Menurut Tjit, dengan masuknya investor asing sebagai pemegang saham Bank Jago, ini merupakan bentuk kepercayaan terhadap prospek dan kinerja Bank Jago. Kehadiran investor, baik asing dan dalam negeri, juga bakal memberikan kontribusi positif terhadap pengembangan industri perbankan nasional yang merupakan industri padat modal.
“Investor asing itu, tidak hanya berinvestasi di bank berbasis teknologi, namun juga ada di perbankan umumnya (konvensional) dan sektor-sektor ekonomi lainnya di Indonesia. Kami melihat kehadiran investor tentu memberikan kontribusi positif terhadap pengembangan industri perbankan nasional dan juga perekonomian nasional secara umum,” kata Tjit.

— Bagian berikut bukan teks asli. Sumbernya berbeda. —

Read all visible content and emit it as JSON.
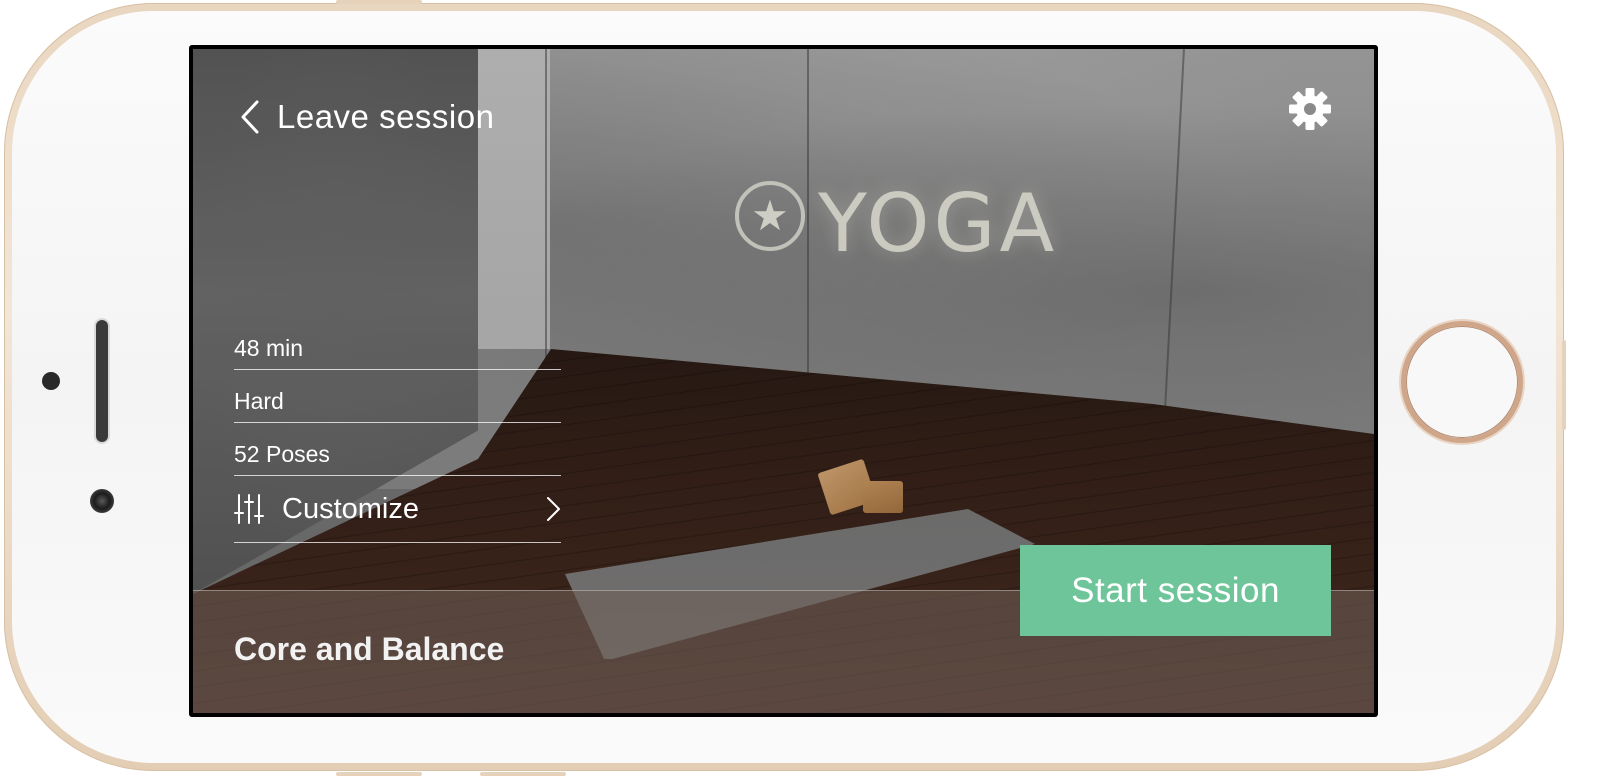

Selain Bank Jago, bank digital lainnya, yakni Bank Neo Commerce juga mengundang masuknya investor asing dengan melakukan IPO pada 13 Januari 2015. Dikutip dari bankneocommerce.co.id, pada 2019, Akulaku Silvrr Indonesia telah resmi sebagai pemegang saham baru di Bank Neo Commerce melalui Penambahan Modal Tanpa Hak Memesan Efek Terlebih Dahulu (PMTHMETD). Salah satu pemilik Akulaku adalah investor asal Cina.
Deputi Direktur Basel dan Perbankan Internasional, Pelaksana Tugas Deputi Direktur Arsitektur Perbankan Indonesia Otoritas Jasa Keuangan atau OJK, Tony, menanggapi soal keberadaan investor asing di bank-bank digital di Indonesia.
Menurut Tony, masuknya perusahaan-perusahaan investasi raksasa ke bank-bank digital Indonesia, seperti induknya Gojek dan Sophee - lalu para investor raksasa tersebut mendapatkan kue keuntungan yang lebih besar, itu terjadi karena memang bagian dari teori ekonomi dan hal yang biasa dalam bisnis.
Gambaran sederhananya, ketika Sergey Brin mendirikan Google pada 1998. Saat itu, Google masih kecil sehingga tidak ada yang mau membeli perusahaan itu, termasuk Yahoo. Sekarang, Yahoo malah tenggelam.
Seiring berjalannya waktu, Google pada akhirnya mendulang sukses karena melakuan investasi yang tidak murah, bahkan untuk bisa impas pun membutuhkan waktu yang tidak sebentar. Mereka lalu berinvestasi ke Google Cloud, yang juga tidak murah.